Written by Amar Singh

‘How do you write a program that can run without any compilers, package managers, libraries or any user interface?’ in short but simple text.

img

Program without any OS

For inspiration, see the book ‘How to write an OS from Scratch’ which tries to answer that question.

If you intend to follow the book, you will probably need to have:

  1. A text editor, that can support binary files. Emacs: M-x hexl-mode “Hex Mode for binary files”
             M-x asm-mode "Assembly Mode"
  2. An assembler, such as yasm or nasm for x86 and amd64.
  3. Emulation software, such as Qemu

Each computer is designed with an ISA in mind. An ISA is a bridge between the computer hardware and computer software, you can think of ISA as the API for the underlying hardware. Examples of ISA are intel x86, amd64, armhf, aarch64, or the brand new and shiny RISC-V.

But most computers also come with much more than just the ISA, for example BIOS can provide utilities such as typewriter, mouse, hard disk and usb support, perhaps for the bootloader or OS. BIOS can also provide basic text printing which will help one get further ahead in their bootsector hacking, without worrying about writing your own drivers from the get go.

Assembly

If you can look beyond the syntax, assembly language (Note: assembly is not one universal language, but is specific to each and every ISA) does have a lot of resemblance to various programming languages.

mov ah, 0x0e
mov al, 'A'
int 0x10
  1. Prefix notation for procedures, but here we call them instructions. Just adding parenthesis: (mov al #\A)

  2. Values, Hex notation for directly writing binary values, quoted characters, double quote for strings.

  3. Bios Interrupt: Interrupt 10H or 0x10, for calling BIOS facilites for character output. Scheme and Emacs Lisp also has a similar feature in ‘system’ and ‘shell-command’ procedures respectively, in that they let you use the utilities already provided by the system.

    jmp $

  4. A jump instruction which will unconditionally move the processor to read and execute code from a different location.

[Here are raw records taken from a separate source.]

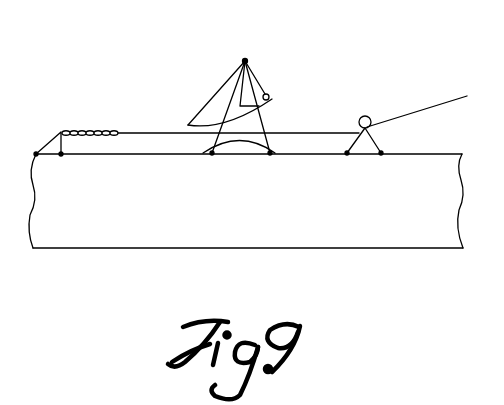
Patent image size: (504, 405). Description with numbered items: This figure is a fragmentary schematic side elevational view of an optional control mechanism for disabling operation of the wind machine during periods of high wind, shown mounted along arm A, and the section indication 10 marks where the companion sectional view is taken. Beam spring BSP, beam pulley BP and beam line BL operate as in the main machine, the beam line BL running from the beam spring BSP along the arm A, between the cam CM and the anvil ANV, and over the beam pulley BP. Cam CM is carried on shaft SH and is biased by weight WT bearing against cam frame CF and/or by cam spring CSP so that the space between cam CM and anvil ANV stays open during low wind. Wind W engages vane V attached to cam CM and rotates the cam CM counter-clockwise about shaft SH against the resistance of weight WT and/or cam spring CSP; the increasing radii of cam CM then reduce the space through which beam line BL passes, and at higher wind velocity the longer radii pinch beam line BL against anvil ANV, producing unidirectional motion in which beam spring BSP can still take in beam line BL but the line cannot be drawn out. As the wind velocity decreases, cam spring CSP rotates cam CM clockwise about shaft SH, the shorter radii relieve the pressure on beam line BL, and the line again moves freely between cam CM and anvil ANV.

The arm A is at (380, 252).
The beam spring BSP is at (77, 130).
The wind W is at (118, 73).
The shaft SH is at (244, 61).
The cam CM is at (219, 92).
The cam spring CSP is at (257, 78).
The weight WT is at (270, 97).
The vane V is at (262, 106).
The anvil ANV is at (243, 150).
The cam frame CF is at (266, 140).
The beam pulley BP is at (366, 115).
The beam line BL is at (415, 116).
The section line 10- 10 is at (304, 17).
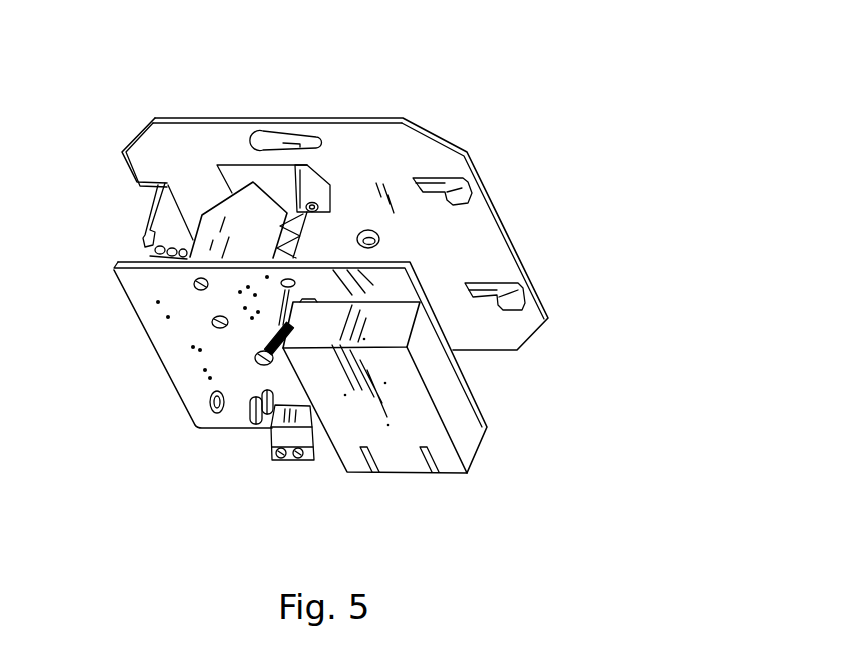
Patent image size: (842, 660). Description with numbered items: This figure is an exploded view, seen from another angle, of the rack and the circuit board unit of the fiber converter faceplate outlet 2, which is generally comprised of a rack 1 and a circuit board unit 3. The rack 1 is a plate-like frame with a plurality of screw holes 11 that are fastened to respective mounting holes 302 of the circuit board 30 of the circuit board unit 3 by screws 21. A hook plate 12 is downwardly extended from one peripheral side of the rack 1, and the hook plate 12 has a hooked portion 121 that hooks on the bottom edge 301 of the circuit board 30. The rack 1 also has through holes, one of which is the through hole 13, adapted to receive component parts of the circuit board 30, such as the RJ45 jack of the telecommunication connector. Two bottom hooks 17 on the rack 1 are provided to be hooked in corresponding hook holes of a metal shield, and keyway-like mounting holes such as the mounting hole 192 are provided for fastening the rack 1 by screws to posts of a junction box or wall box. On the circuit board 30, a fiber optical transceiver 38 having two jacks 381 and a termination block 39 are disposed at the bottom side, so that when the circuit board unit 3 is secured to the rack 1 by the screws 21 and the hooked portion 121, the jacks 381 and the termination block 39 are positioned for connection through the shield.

  5. ‘$’ syntax refers to the current position in code.

The net effect of this statement will hang our machine looping on this particular piece of code forever, but without crashing. If the program continues to read from the memory beyond our program, there might be some random bits in the memory, which might translate to some dangerous instruction like ‘delete everything on the hard-drive’.

;; padding
times 510 - ($ - $$) db 0

To write a sucessful bootloader program it’s essential to not have random bits, so we pad the rest of the program until we have filled 510 bytes after our program with 0s.

We then, need to tag our program so that the BIOS knows that this is a bootloader, this is achieved by having the last 2-bytes of 512 bytes of the bootloader set to 0xaa55.

;; magic number
dw 0xaa55

Now the computer will recognise our program as a bootloader.

Save this to a file, say ‘boot.asm’ and

yasm -fbin boot.asm -o boot.bin

Code is Data

For the code mentioned above, we can make a slight change after inspecting the compiled boot.bin with Emacs hexl-mode.

jmp $

We change this line to:

jmp 0x06

Essentially, we are able to reference the running code as if we had it stored as data in some variable.